这句话,说得真是刺人心啊,差一点,她的脸上就要动容,她若一旦动容,该会让他立刻就瞧出,她是装的。
不过,她一定不会在他之前,露出自己的底限。
“皇上恕罪。”
她失望地站起身,想自个回到榻上。
只这一站,蜜恬来不及发出惊呼时,她的裙裾恰被碳盆内被她生起的火星子燎到。
棉质的中衣,很快就被火星吞噬,她惊吓得想要拍灭那火,鼻端闻到龙涎香近时,他用自己的袍袖迅速地把被燎到的火星子拍灭。
她略略回眸,惊惶的眸子对上的,仍是他淡漠的眸底。
这么演,他不累么?
明明是在乎她的,却偏是要这样?
难道,疏远她,让她死心,最后,送她出宫就是好的?
倘若余生必须要这么活着,对她真是好的吗?
其实,从她愿意随他返回宫里的那一日开始,她就放弃了自由。
自由,是珍贵的,可,这世上,终有什么是值得一个人去放弃这份珍贵。
一如,陪在他身边,对于她来说,就是最珍贵的事。
旋龙洞的欺瞒,本来,让她觉到是无法接受的残忍。
可,他不做任何解释,也不做任何的挽留,一反常态地选择更为残忍的拒绝,终是让她心里,早就有了疑惑。
因为,自相矛盾的地方太多。
她心底,知道孩子是他的时候,其实,何尝不该是欣喜的呢?
毕竟,她并不是真的失贞,哪怕,他曾对她说出绝情的话语,可,她仍想要他一个解释时,她就知道,她是信他的。
或者,应该说,她一直不敢爱,但,一旦爱上的那刻开始,则,不会容许自己后悔。
哪怕,现在,他再冷漠,她偏是不会放弃的。
这当中,她能觉到,并不是如他所说的那么简单。
隐隐,那日旋龙洞中的情形,是有些什么不对的,可,一时,又摸不到,究竟,是那里不对。
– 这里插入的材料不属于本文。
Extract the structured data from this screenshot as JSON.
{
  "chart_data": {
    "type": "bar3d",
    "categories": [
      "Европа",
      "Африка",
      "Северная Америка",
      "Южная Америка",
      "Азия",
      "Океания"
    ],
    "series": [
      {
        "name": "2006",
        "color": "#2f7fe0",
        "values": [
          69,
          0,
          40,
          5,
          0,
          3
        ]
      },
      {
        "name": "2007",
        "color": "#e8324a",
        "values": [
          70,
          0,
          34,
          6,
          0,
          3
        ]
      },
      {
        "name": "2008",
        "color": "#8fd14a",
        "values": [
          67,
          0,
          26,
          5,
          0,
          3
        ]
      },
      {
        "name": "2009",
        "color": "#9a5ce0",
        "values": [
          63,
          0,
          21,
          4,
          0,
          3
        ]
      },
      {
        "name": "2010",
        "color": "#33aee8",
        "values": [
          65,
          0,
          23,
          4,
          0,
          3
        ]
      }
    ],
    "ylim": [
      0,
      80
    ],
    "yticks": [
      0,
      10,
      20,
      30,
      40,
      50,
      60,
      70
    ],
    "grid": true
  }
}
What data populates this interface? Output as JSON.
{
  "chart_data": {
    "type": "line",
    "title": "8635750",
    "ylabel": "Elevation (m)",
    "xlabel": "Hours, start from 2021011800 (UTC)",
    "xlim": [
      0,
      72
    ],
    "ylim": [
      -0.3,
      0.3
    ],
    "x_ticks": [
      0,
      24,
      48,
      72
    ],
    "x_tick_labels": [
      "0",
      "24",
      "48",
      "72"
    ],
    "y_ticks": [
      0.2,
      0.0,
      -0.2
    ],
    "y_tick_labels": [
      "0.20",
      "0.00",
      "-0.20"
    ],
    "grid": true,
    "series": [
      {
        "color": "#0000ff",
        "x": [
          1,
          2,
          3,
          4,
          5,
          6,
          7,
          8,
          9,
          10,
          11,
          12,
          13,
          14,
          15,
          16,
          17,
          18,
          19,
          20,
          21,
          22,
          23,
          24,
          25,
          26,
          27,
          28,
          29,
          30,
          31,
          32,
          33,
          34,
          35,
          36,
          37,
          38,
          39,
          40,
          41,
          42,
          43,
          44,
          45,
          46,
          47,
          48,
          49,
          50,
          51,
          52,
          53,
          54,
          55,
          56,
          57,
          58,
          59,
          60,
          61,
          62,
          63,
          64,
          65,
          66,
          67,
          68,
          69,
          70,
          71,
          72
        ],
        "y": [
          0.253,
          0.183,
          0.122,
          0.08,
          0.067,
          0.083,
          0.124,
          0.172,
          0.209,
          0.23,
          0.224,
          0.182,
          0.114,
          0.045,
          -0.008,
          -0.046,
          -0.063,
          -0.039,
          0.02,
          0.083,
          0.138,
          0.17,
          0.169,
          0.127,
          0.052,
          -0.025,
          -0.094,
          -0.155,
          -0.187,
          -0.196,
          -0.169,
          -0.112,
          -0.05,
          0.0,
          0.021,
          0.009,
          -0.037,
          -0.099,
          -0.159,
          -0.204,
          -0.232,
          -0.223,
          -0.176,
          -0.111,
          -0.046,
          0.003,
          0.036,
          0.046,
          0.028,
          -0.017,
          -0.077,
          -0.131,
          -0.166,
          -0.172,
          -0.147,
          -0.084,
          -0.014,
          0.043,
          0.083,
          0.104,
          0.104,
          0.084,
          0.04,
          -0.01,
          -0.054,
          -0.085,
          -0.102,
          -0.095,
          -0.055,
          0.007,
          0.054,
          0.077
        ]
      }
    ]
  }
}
现在,她对上他淡漠的眸子,看到,他玄黑的袖边被火灼得连手腕都有些许的痕迹。
“皇上,您的手,没事吧?”她继续嗫嚅地道。
他没有回答她这句话,眸光冷冷地睨了她一眼:
“小李子,将娘娘的用度之物移到偏殿。”
“诺。”
这殿内,本就被她薰得烟急火燎,加上方才的火星子溅出,万一这些溅到哪里的死灰燃着织物,复燃的话,他终究做不到定心。
于是,让他不得不做出让步。
不过,是一点让步罢了。
李公公传来肩辇,蜜恬替她取来厚厚的披风暂裹于身,并取来锦履替她穿上。
做这一切的时候,轩辕聿早出殿而去。
这种肩辇可以径直抬进殿内,这样,她就不用移动任何步子。
而待到肩辇将她抬至偏殿时,蓦地发现,那里,空无一人。
殿内置了三个银碳盆,其中一个盆紧靠在榻旁。
榻上,铺了两床的锦褥。
只有这些,却,不见他的人。
她由蜜恬扶着,坐到榻旁,蜜恬碎碎地道:
“皇上对娘娘真好,把这让给娘娘,自己还是歇于书房。”
真的很好。
是啊,让她觉到一点希望时,不过是随之而来的疏离。
还要坚持么?
她的手抚住腿,深深吸进一口气,抬眸凝向蜜恬,道:
“下去罢。”
“娘娘,奴婢伺候您换下脏了的中衣吧。”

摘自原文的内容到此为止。